Minor scuffles between groups of hooded anarchist youths and anti-riot police broke out briefly on the margins of the main rally on Syntagma square on Wednesday afternoon, as it has happened in previous similar mass protests over the past two years.
The clashes marred an otherwise peaceful demonstration of some 100,000 citizens, according to union estimates.
The crowd dispersed as youth smashed bus stops, set trees on fire at the nearby National Garden and attacked police forces with rocks and petrol bombs who, in turn, responded with tear gas.
According to police sources and local media reports, three persons have been slightly injured and around 100 protesters have been detained.
However, the message the average recession-hit Greek demonstrator wished to send decision makers in and outside Greece, was hijacked as the scuffles erupted, some protestors told Xinhua.
Nina Doumanis, a teacher and mother of four children, was chanting anti-austerity slogans in front of the parliament. She condemned violence as a form of protest, but demanded a solution to tackle the crisis apart from the waves of cutbacks affecting low and middle-class Greeks.
“We do not have enough money in order to pay our bills and to feed our children.
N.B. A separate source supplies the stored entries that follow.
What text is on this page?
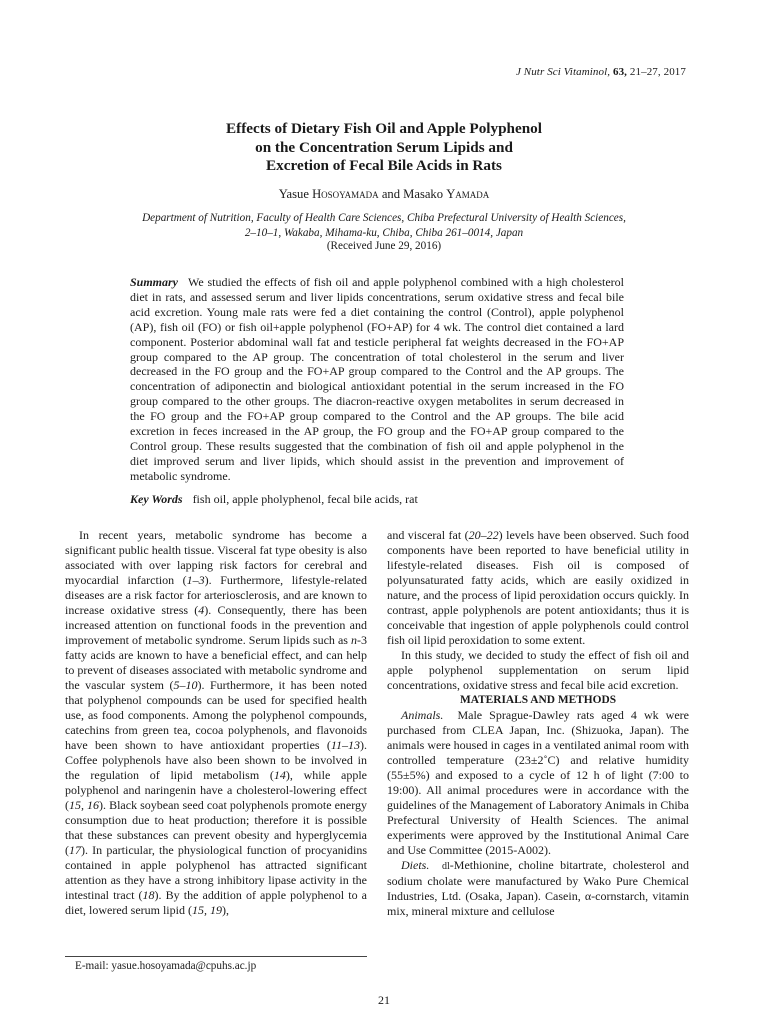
J Nutr Sci Vitaminol, 63, 21–27, 2017
Effects of Dietary Fish Oil and Apple Polyphenol
on the Concentration Serum Lipids and
Excretion of Fecal Bile Acids in Rats
Yasue Hosoyamada and Masako Yamada
Department of Nutrition, Faculty of Health Care Sciences, Chiba Prefectural University of Health Sciences,
2–10–1, Wakaba, Mihama-ku, Chiba, Chiba 261–0014, Japan
(Received June 29, 2016)
Summary We studied the effects of fish oil and apple polyphenol combined with a high cholesterol diet in rats, and assessed serum and liver lipids concentrations, serum oxidative stress and fecal bile acid excretion. Young male rats were fed a diet containing the control (Control), apple polyphenol (AP), fish oil (FO) or fish oil+apple polyphenol (FO+AP) for 4 wk. The control diet contained a lard component. Posterior abdominal wall fat and testicle peripheral fat weights decreased in the FO+AP group compared to the AP group. The concentration of total cholesterol in the serum and liver decreased in the FO group and the FO+AP group compared to the Control and the AP groups. The concentration of adiponectin and biological antioxidant potential in the serum increased in the FO group compared to the other groups. The diacron-reactive oxygen metabolites in serum decreased in the FO group and the FO+AP group compared to the Control and the AP groups. The bile acid excretion in feces increased in the AP group, the FO group and the FO+AP group compared to the Control group. These results suggested that the combination of fish oil and apple polyphenol in the diet improved serum and liver lipids, which should assist in the prevention and improvement of metabolic syndrome.
Key Words fish oil, apple pholyphenol, fecal bile acids, rat

In recent years, metabolic syndrome has become a significant public health tissue. Visceral fat type obesity is also associated with over lapping risk factors for cerebral and myocardial infarction (1–3). Furthermore, lifestyle-related diseases are a risk factor for arteriosclerosis, and are known to increase oxidative stress (4). Consequently, there has been increased attention on functional foods in the prevention and improvement of metabolic syndrome. Serum lipids such as n-3 fatty acids are known to have a beneficial effect, and can help to prevent of diseases associated with metabolic syndrome and the vascular system (5–10). Furthermore, it has been noted that polyphenol compounds can be used for specified health use, as food components. Among the polyphenol compounds, catechins from green tea, cocoa polyphenols, and flavonoids have been shown to have antioxidant properties (11–13). Coffee polyphenols have also been shown to be involved in the regulation of lipid metabolism (14), while apple polyphenol and naringenin have a cholesterol-lowering effect (15, 16). Black soybean seed coat polyphenols promote energy consumption due to heat production; therefore it is possible that these substances can prevent obesity and hyperglycemia (17). In particular, the physiological function of procyanidins contained in apple polyphenol has attracted significant attention as they have a strong inhibitory lipase activity in the intestinal tract (18). By the addition of apple polyphenol to a diet, lowered serum lipid (15, 19),

and visceral fat (20–22) levels have been observed. Such food components have been reported to have beneficial utility in lifestyle-related diseases. Fish oil is composed of polyunsaturated fatty acids, which are easily oxidized in nature, and the process of lipid peroxidation occurs quickly. In contrast, apple polyphenols are potent antioxidants; thus it is conceivable that ingestion of apple polyphenols could control fish oil lipid peroxidation to some extent.

In this study, we decided to study the effect of fish oil and apple polyphenol supplementation on serum lipid concentrations, oxidative stress and fecal bile acid excretion.

MATERIALS AND METHODS

Animals. Male Sprague-Dawley rats aged 4 wk were purchased from CLEA Japan, Inc. (Shizuoka, Japan). The animals were housed in cages in a ventilated animal room with controlled temperature (23±2˚C) and relative humidity (55±5%) and exposed to a cycle of 12 h of light (7:00 to 19:00). All animal procedures were in accordance with the guidelines of the Management of Laboratory Animals in Chiba Prefectural University of Health Sciences. The animal experiments were approved by the Institutional Animal Care and Use Committee (2015-A002).

Diets. dl-Methionine, choline bitartrate, cholesterol and sodium cholate were manufactured by Wako Pure Chemical Industries, Ltd. (Osaka, Japan). Casein, α-cornstarch, vitamin mix, mineral mixture and cellulose

E-mail: yasue.hosoyamada@cpuhs.ac.jp
21
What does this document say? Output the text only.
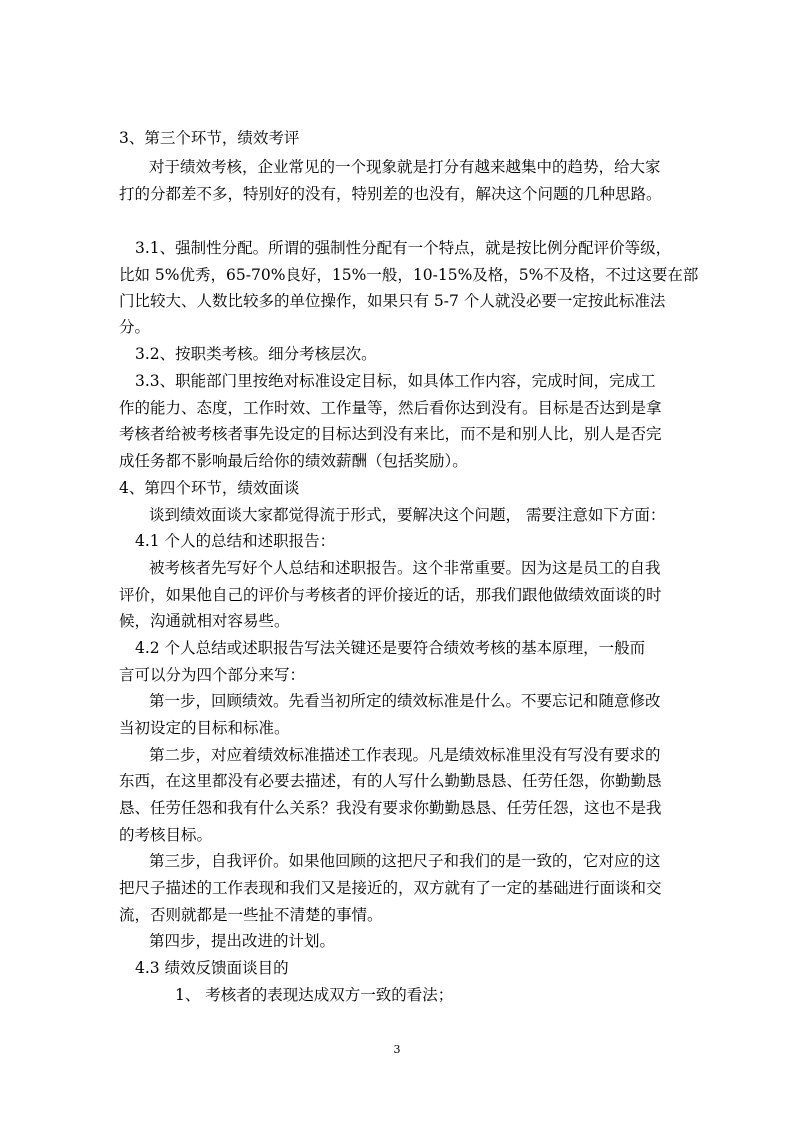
3、第三个环节，绩效考评
对于绩效考核，企业常见的一个现象就是打分有越来越集中的趋势，给大家
打的分都差不多，特别好的没有，特别差的也没有，解决这个问题的几种思路。
3.1、强制性分配。所谓的强制性分配有一个特点，就是按比例分配评价等级，
比如 5%优秀，65-70%良好，15%一般，10-15%及格，5%不及格，不过这要在部
门比较大、人数比较多的单位操作，如果只有 5-7 个人就没必要一定按此标准法
分。
3.2、按职类考核。细分考核层次。
3.3、职能部门里按绝对标准设定目标，如具体工作内容，完成时间，完成工
作的能力、态度，工作时效、工作量等，然后看你达到没有。目标是否达到是拿
考核者给被考核者事先设定的目标达到没有来比，而不是和别人比，别人是否完
成任务都不影响最后给你的绩效薪酬（包括奖励）。
4、第四个环节，绩效面谈
谈到绩效面谈大家都觉得流于形式，要解决这个问题， 需要注意如下方面：
4.1 个人的总结和述职报告：
被考核者先写好个人总结和述职报告。这个非常重要。因为这是员工的自我
评价，如果他自己的评价与考核者的评价接近的话，那我们跟他做绩效面谈的时
候，沟通就相对容易些。
4.2 个人总结或述职报告写法关键还是要符合绩效考核的基本原理，一般而
言可以分为四个部分来写：
第一步，回顾绩效。先看当初所定的绩效标准是什么。不要忘记和随意修改
当初设定的目标和标准。
第二步，对应着绩效标准描述工作表现。凡是绩效标准里没有写没有要求的
东西，在这里都没有必要去描述，有的人写什么勤勤恳恳、任劳任怨，你勤勤恳
恳、任劳任怨和我有什么关系？我没有要求你勤勤恳恳、任劳任怨，这也不是我
的考核目标。
第三步，自我评价。如果他回顾的这把尺子和我们的是一致的，它对应的这
把尺子描述的工作表现和我们又是接近的，双方就有了一定的基础进行面谈和交
流，否则就都是一些扯不清楚的事情。
第四步，提出改进的计划。
4.3 绩效反馈面谈目的
1、 考核者的表现达成双方一致的看法；
3
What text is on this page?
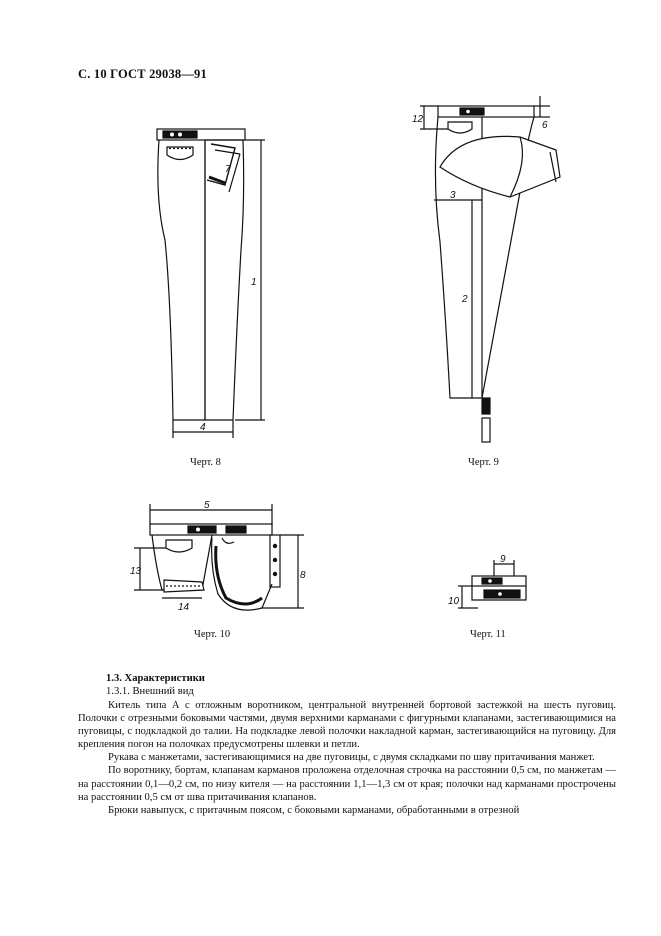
С. 10 ГОСТ 29038—91
7
1
4
Черт. 8
12
6
3
2
Черт. 9
5
13	8
14
Черт. 10
9
10
Черт. 11
1.3. Характеристики
1.3.1. Внешний вид

Китель типа А с отложным воротником, центральной внутренней бортовой застежкой на шесть пуговиц. Полочки с отрезными боковыми частями, двумя верхними карманами с фигурными клапанами, застегивающимися на пуговицы, с подкладкой до талии. На подкладке левой полочки накладной карман, застегивающийся на пуговицу. Для крепления погон на полочках предусмотрены шлевки и петли.

Рукава с манжетами, застегивающимися на две пуговицы, с двумя складками по шву притачивания манжет.

По воротнику, бортам, клапанам карманов проложена отделочная строчка на расстоянии 0,5 см, по манжетам — на расстоянии 0,1—0,2 см, по низу кителя — на расстоянии 1,1—1,3 см от края; полочки над карманами прострочены на расстоянии 0,5 см от шва притачивания клапанов.

Брюки навыпуск, с притачным поясом, с боковыми карманами, обработанными в отрезной
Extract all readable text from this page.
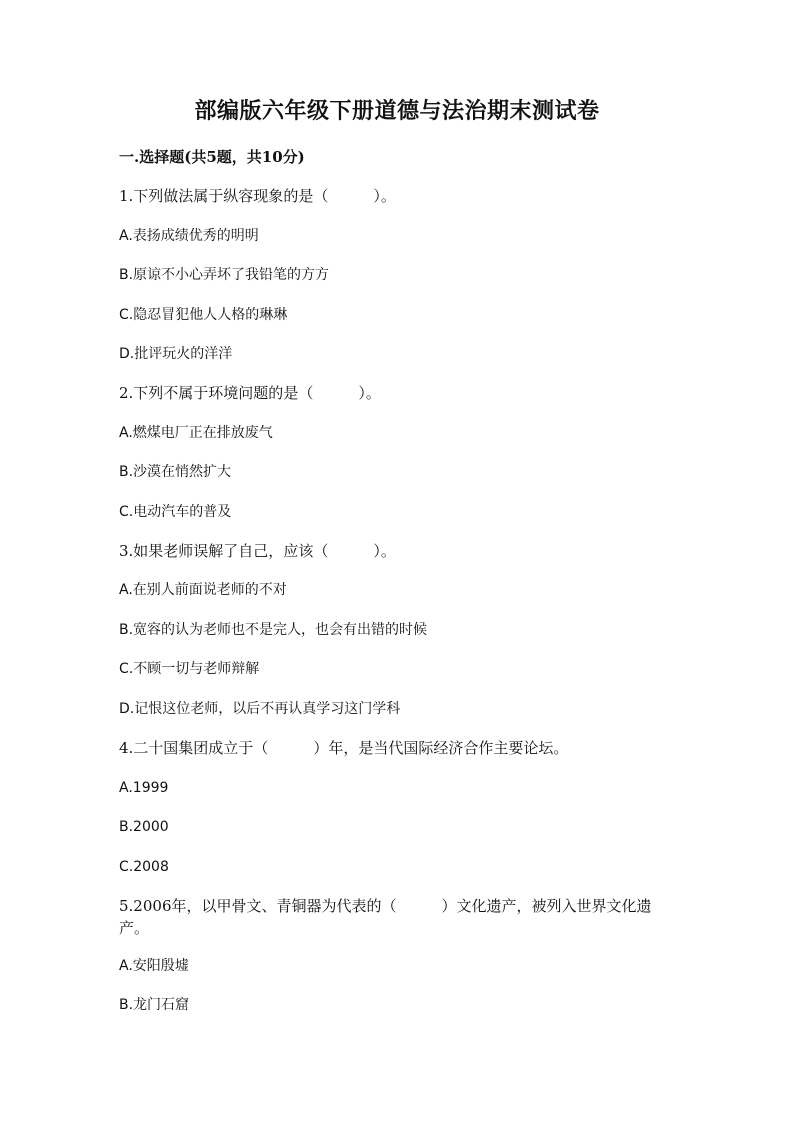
部编版六年级下册道德与法治期末测试卷
一.选择题(共5题，共10分)
1.下列做法属于纵容现象的是（　　　）。
A.表扬成绩优秀的明明
B.原谅不小心弄坏了我铅笔的方方
C.隐忍冒犯他人人格的琳琳
D.批评玩火的洋洋
2.下列不属于环境问题的是（　　　）。
A.燃煤电厂正在排放废气
B.沙漠在悄然扩大
C.电动汽车的普及
3.如果老师误解了自己，应该（　　　）。
A.在别人前面说老师的不对
B.宽容的认为老师也不是完人，也会有出错的时候
C.不顾一切与老师辩解
D.记恨这位老师，以后不再认真学习这门学科
4.二十国集团成立于（　　　）年，是当代国际经济合作主要论坛。
A.1999
B.2000
C.2008
5.2006年，以甲骨文、青铜器为代表的（　　　）文化遗产，被列入世界文化遗产。
A.安阳殷墟
B.龙门石窟
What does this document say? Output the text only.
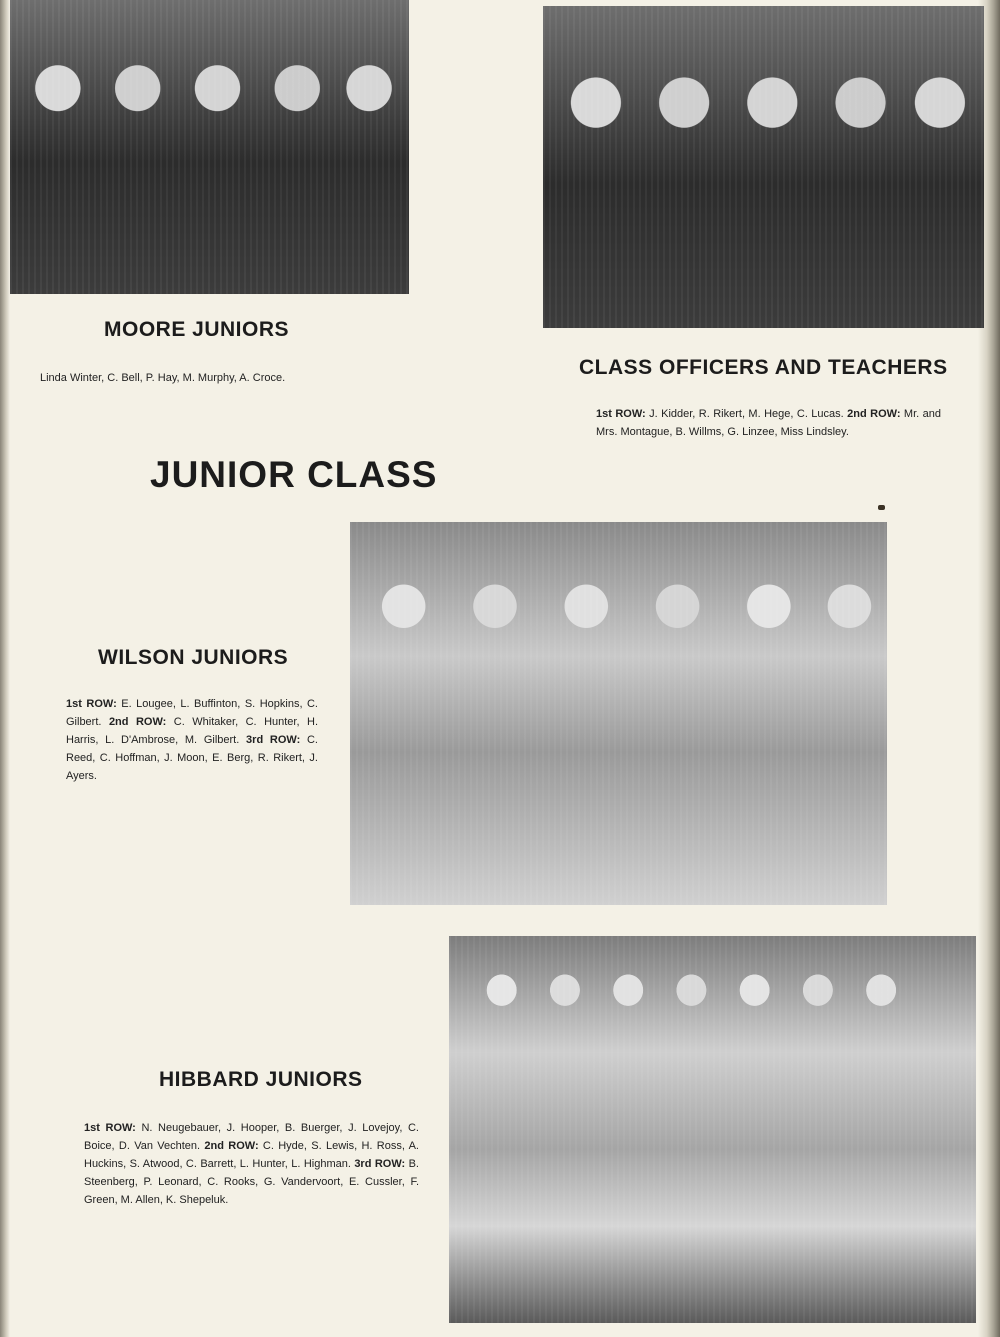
MOORE JUNIORS

Linda Winter, C. Bell, P. Hay, M. Murphy, A. Croce.	CLASS OFFICERS AND TEACHERS

1st ROW: J. Kidder, R. Rikert, M. Hege, C. Lucas. 2nd ROW: Mr. and Mrs. Montague, B. Willms, G. Linzee, Miss Lindsley.

JUNIOR CLASS
WILSON JUNIORS

1st ROW: E. Lougee, L. Buffinton, S. Hopkins, C. Gilbert. 2nd ROW: C. Whitaker, C. Hunter, H. Harris, L. D'Ambrose, M. Gilbert. 3rd ROW: C. Reed, C. Hoffman, J. Moon, E. Berg, R. Rikert, J. Ayers.

HIBBARD JUNIORS

1st ROW: N. Neugebauer, J. Hooper, B. Buerger, J. Lovejoy, C. Boice, D. Van Vechten. 2nd ROW: C. Hyde, S. Lewis, H. Ross, A. Huckins, S. Atwood, C. Barrett, L. Hunter, L. Highman. 3rd ROW: B. Steenberg, P. Leonard, C. Rooks, G. Vandervoort, E. Cussler, F. Green, M. Allen, K. Shepeluk.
So if they take additional measures, we stop eating. It’s as simple as that,” she said.
Doumanis is entitled to a monthly allowance of 44 euros per child. According to media reports, the new 11.5 billion euro (14.85 billion U.S. dollars) austerity package due to be finalized on Thursday sees the end of such allowances.
Yannis Spyrou, an electrician working in the private sector, unpaid for six months, and father of five children, who participated in Wednesday’s protest along his four young daughters for first time, cannot accept it.
“I am here to fight for a better future for our children, because the present is uncertain and tomorrow seems worse,” he told Xinhua.
“Greece always survives. It is not in the interest of our lenders that Greek exits the euro zone,” he added.
Without austerity measures and rescue loans from European and international lenders since May 2010, Greece faces the risk of bankruptcy and an exit from the eurozone.
However, Greek demonstrators on Wednesday said under the burden of austerity and recession, many are already facing bankruptcy in their households and work.
Schools, courts, tax offices and archaeological sites shut down while hospitals ran on skeleton personnel during the strike. Mass transport system employees joined the strike, thereby disrupting bus services and air travel.